Putting a firewall in front of the cluster also blocks ingress to Service type=LoadBalancer resources that AKS provisions for in-cluster services. To keep these services reachable during a sandboxed test, Arpio allocates an additional public IP per load balancer frontend on the sandbox firewall and adds DNAT rules to the firewall that translate traffic arriving at the firewall IP to the underlying load balancer frontend IP.

To reach a load-balanced service during a sandboxed test, send traffic to the firewall's public IP for that frontend (visible in the Arpio console alongside the recovery resources) rather than directly to the load balancer's own public IP.

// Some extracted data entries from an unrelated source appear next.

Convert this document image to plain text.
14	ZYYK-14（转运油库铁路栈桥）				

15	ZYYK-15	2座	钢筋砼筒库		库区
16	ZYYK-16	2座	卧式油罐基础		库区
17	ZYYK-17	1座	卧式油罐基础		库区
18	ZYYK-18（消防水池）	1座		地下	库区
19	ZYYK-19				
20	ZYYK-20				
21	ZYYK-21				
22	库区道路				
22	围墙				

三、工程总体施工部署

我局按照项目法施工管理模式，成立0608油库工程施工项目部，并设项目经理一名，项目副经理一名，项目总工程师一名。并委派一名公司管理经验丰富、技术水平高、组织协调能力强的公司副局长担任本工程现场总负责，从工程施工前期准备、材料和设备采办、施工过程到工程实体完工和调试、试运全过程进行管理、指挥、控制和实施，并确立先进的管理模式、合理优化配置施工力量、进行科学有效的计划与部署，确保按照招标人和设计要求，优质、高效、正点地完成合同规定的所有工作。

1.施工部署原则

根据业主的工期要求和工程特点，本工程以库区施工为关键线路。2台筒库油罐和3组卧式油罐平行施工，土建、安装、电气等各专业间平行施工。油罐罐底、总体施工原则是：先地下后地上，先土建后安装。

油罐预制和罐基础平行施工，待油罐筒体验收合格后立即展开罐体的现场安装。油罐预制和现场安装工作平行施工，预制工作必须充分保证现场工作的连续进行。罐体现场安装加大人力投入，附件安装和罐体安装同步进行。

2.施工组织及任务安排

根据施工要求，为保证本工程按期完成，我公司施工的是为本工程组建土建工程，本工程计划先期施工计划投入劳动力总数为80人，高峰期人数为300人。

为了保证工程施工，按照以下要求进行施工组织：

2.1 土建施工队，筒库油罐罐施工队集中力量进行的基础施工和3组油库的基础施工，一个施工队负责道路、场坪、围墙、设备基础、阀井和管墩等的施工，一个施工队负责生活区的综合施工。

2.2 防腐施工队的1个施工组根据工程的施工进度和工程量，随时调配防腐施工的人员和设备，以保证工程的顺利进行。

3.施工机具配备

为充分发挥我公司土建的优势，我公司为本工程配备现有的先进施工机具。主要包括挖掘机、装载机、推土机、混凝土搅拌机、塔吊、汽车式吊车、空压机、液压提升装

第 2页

AGIC Application Gateways follow Microsoft's parallel firewall + AGW pattern instead of DNAT — see the generic Network Sandbox page for details.

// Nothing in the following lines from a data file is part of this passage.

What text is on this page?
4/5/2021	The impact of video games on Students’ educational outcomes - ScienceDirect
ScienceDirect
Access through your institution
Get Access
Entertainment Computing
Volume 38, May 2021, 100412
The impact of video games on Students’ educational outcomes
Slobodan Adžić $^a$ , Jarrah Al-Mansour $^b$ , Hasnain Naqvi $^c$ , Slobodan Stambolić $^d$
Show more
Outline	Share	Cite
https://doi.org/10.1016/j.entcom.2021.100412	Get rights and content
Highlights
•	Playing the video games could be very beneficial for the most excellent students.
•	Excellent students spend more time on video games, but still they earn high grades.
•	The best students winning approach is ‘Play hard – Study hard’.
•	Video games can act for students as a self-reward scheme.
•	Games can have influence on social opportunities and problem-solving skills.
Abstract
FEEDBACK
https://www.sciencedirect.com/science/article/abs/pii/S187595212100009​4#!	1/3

Required Outbound Allowlist

Because the sandbox firewall denies all egress by default, an AKS cluster behind the firewall cannot function until the destinations it needs to reach — image registries, package mirrors, the AKS control plane, etc. — are explicitly allowed. Add the following domains to the sandbox allowlist when enabling Network Sandbox for a recovery test that includes an AKS cluster:

Domain Purpose
acs-mirror.azureedge.net AKS base image and binary mirror
packages.aks.azure.com AKS package repository
packages.microsoft.com Microsoft package repository
.blob.storage.azure.net Azure Blob storage (Microsoft endpoints)
.blob.core.windows.net Azure Blob storage
mcr.microsoft.com Microsoft Container Registry
.data.mcr.microsoft.com Microsoft Container Registry data endpoint
dc.services.visualstudio.com Application Insights telemetry
.hcp.<region>.azmk8s.io Managed Kubernetes API server endpoint (region-specific)
login.microsoftonline.com Microsoft Entra ID — required for AGIC to authenticate to ARM
management.azure.com Azure Resource Manager — required for AGIC to manage the Application Gateway

!!! important "Adjust the azmk8s.io domain for your recovery region" The .hcp.<region>.azmk8s.io entry must use the recovery environment's region — for example, .hcp.westus2.azmk8s.io for a recovery environment in West US 2, or .hcp.eastus.azmk8s.io for East US. Without this entry, nodes in the recovery cluster cannot reach the managed control plane and the cluster will not come up.

This list is the minimum required for a basic AKS cluster (with AGIC) to start and join the control plane. Workloads running inside the cluster will likely need additional allowlist entries — for example, to reach Azure SQL, Service Bus, Event Hubs, third-party APIs, or other external dependencies. AKS add-ons and workload features may also require additional egress; Microsoft's Outbound network and FQDN rules for AKS clusters documents the complete set of endpoints per add-on and feature.

See Enabling Selective Outbound Access for how to enter the allowlist when starting a sandboxed recovery test.